Even as UBS strikes a cautious tone, several upside scenarios remain credible:

– A sharper-than-expected global slowdown that pulls policy rates down quickly and drives real yields lower.
– Renewed or escalating geopolitical tensions that reinforce safe-haven demand.
– A weaker dollar if growth differentials narrow or if rate cuts outside the U.S. lag less than anticipated.
– Continued or re-accelerating central bank purchases, especially from emerging markets seeking diversification.
– Persistently strong retail demand in Asia if alternative savings vehicles remain unattractive.

Investment implications

UBS’s message is not that gold has lost its strategic value—far from it. Rather, the bank suggests that the easy gains from cyclical tailwinds may be behind us, shifting the conversation from “buy every dip” to “expect range-trading and bouts of volatility.” For diversified portfolios, that can imply a few practical adjustments:

– Rebalance tactically: After a strong run, some investors may be overweight gold relative to target. Systematic rebalancing can lock in gains without expressing a directional macro view.

– Watch the term and currency mix: For investors using gold-linked securities, currency exposure can dominate short-term returns. In strong-dollar regimes, consider whether to hedge FX risk.

– Differentiate within precious metals: Silver and platinum-group metals have more industrial beta and may behave differently if the market rotates toward growth. That does not make them substitutes for gold’s haven qualities, but it can diversify drivers.

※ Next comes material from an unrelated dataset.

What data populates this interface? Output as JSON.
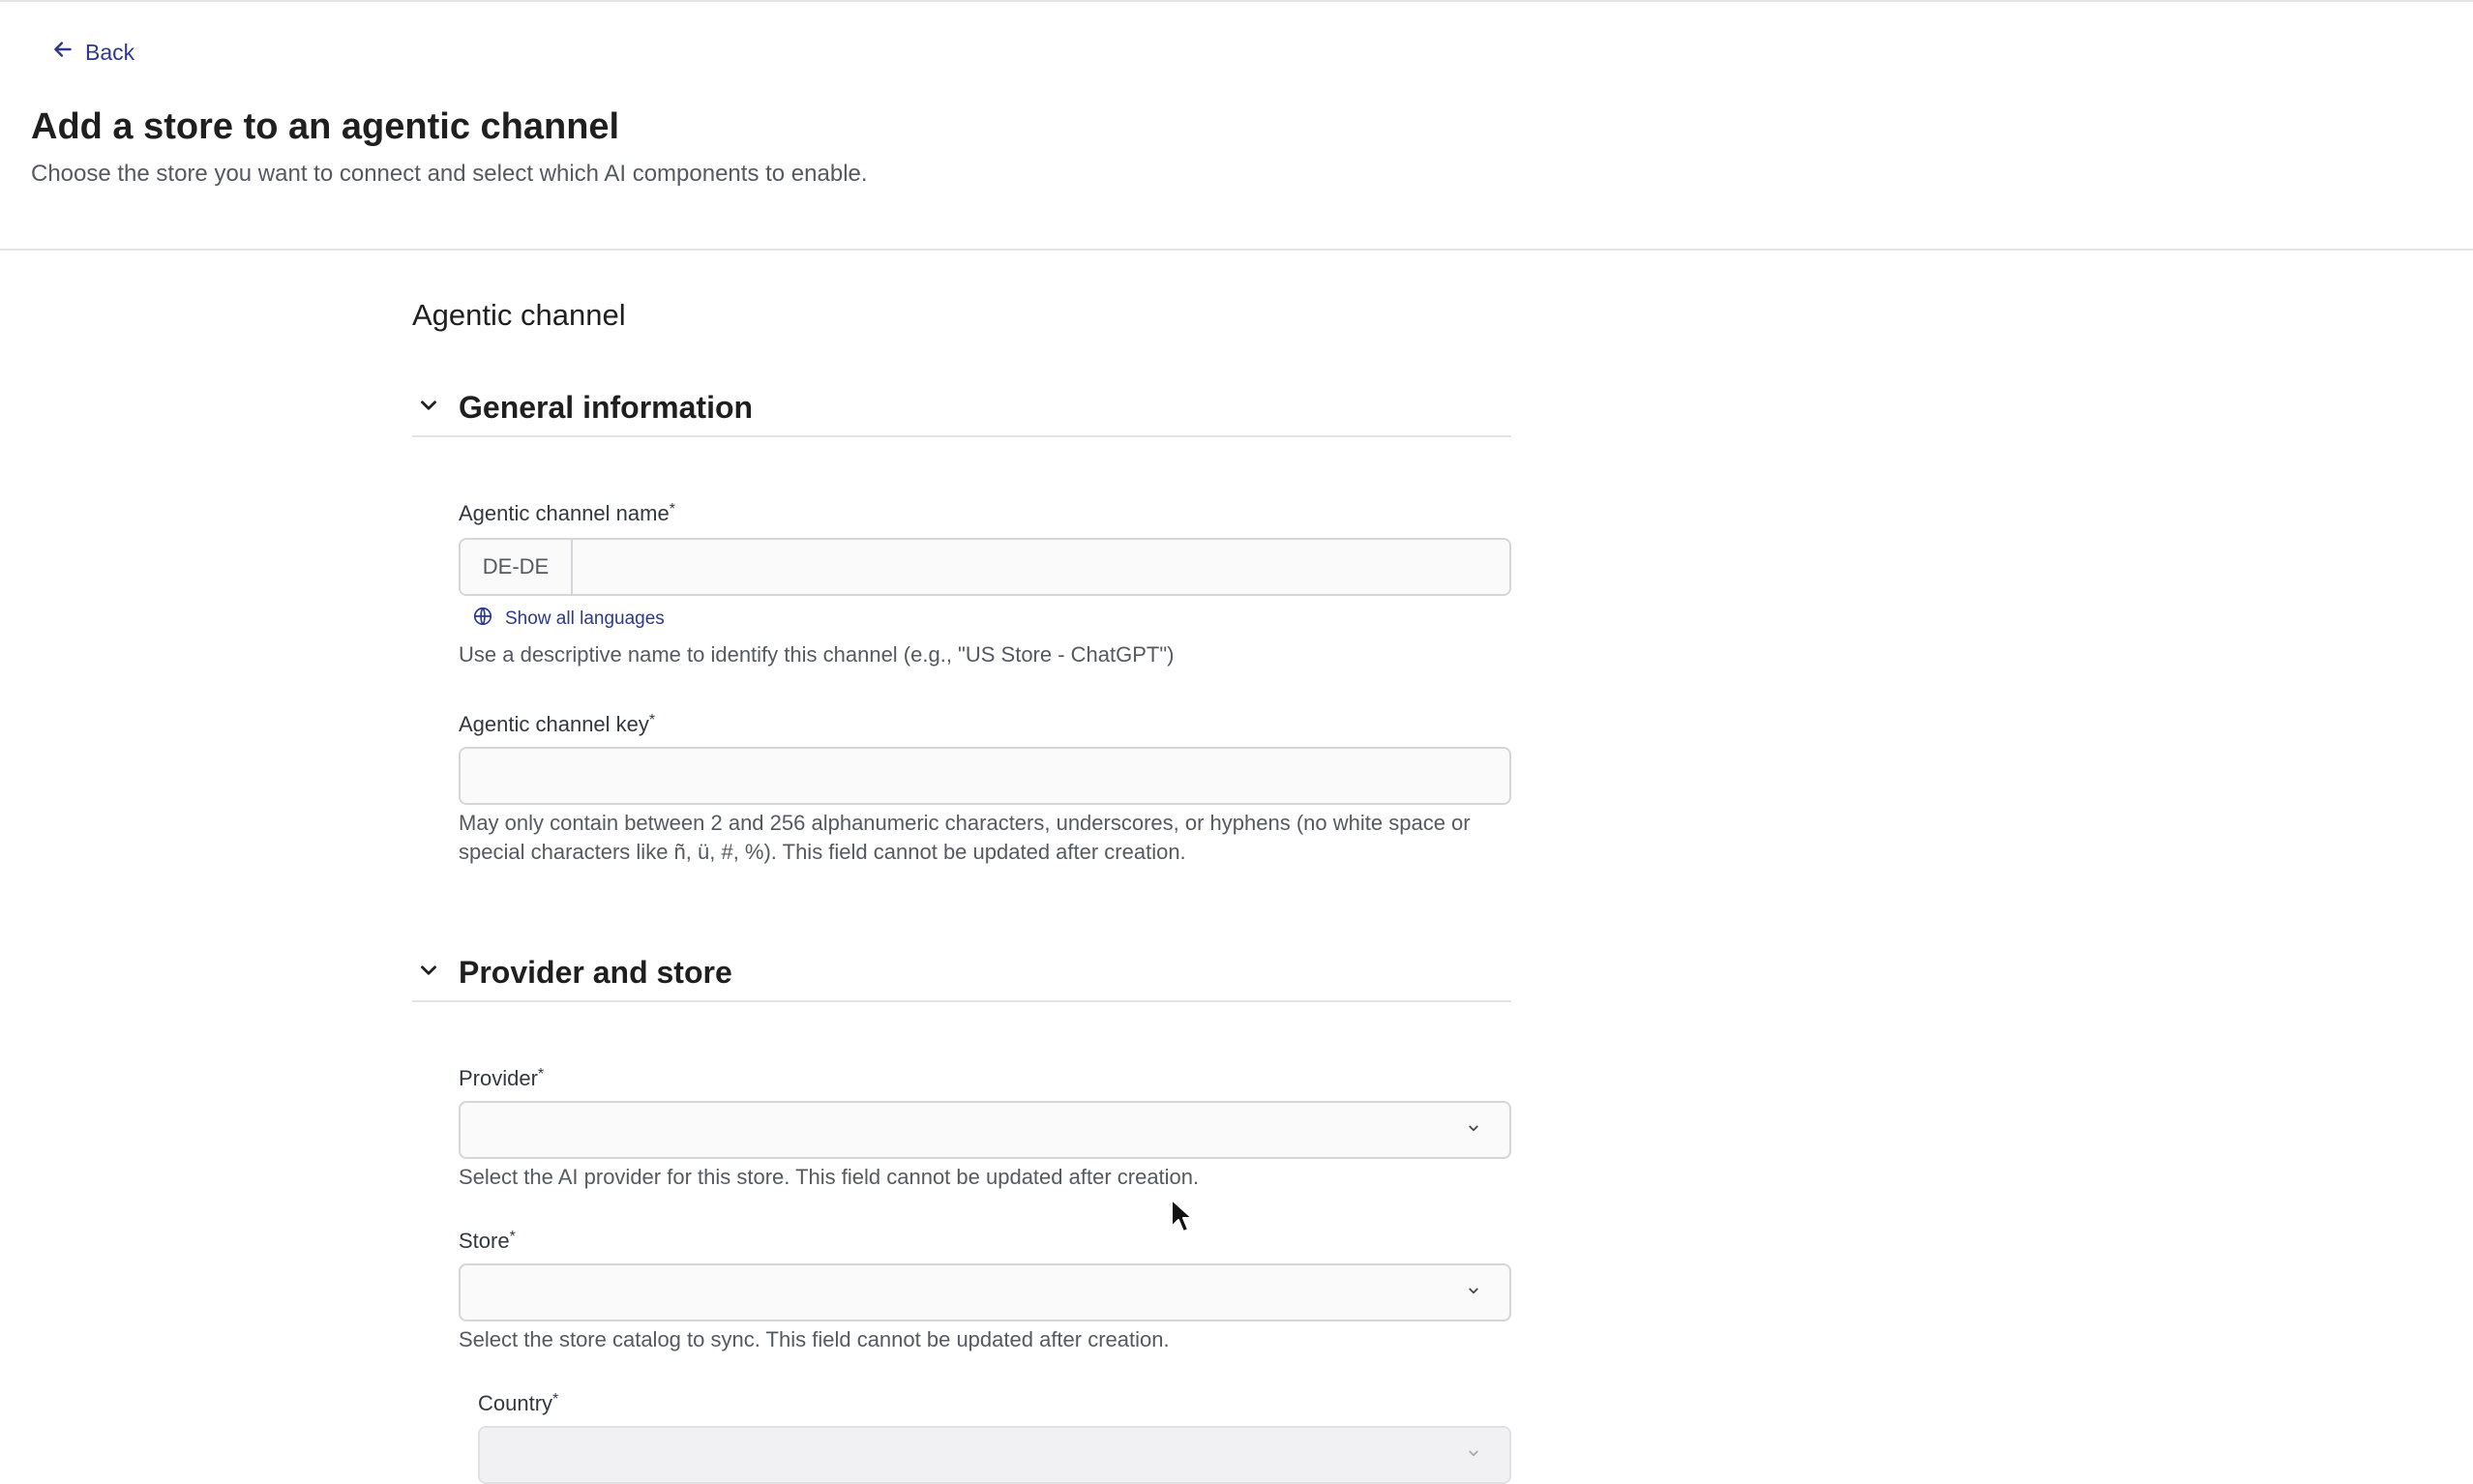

– Use options for convexity: If the base case is range-bound with event-driven spikes, collars or put spreads around core holdings can help manage downside while preserving upside participation around known catalysts.

Key signposts to monitor

– U.S. real yields: 10-year TIPS yields are a clean barometer for gold. A sustained move higher is a headwind; a decisive drop reopens upside.

– Dollar index (DXY): A break lower in the dollar tends to support gold; persistent strength is a drag.

– Central bank data: Monthly reserve disclosures, particularly from large emerging-market buyers, will be scrutinized for signs of slowing or steady demand.

– ETF flows and CFTC positioning: Persistent ETF inflows validate retail/institutional sponsorship; crowded futures longs raise the risk of sharp pullbacks.

– China demand indicators: Local premia over international prices, retail sales of jewelry and bars, and policy signals around property and capital markets.

The bottom line

Gold’s long advance has earned it the benefit of the doubt, but the balance of forces that powered the rally is shifting. The UBS strategist’s call is essentially a timing and temperament adjustment: expect patience to be rewarded more than momentum-chasing. Upside is still possible if growth falters, policy turns decisively easier, or geopolitical risk flares anew. Absent those catalysts, however, the metal could spend more time consolidating—testing the conviction of late buyers and offering better entry points to those waiting on the sidelines.

This article is for information only and does not constitute investment advice. Investors should conduct their own research and consider their objectives and risk tolerance before making decisions.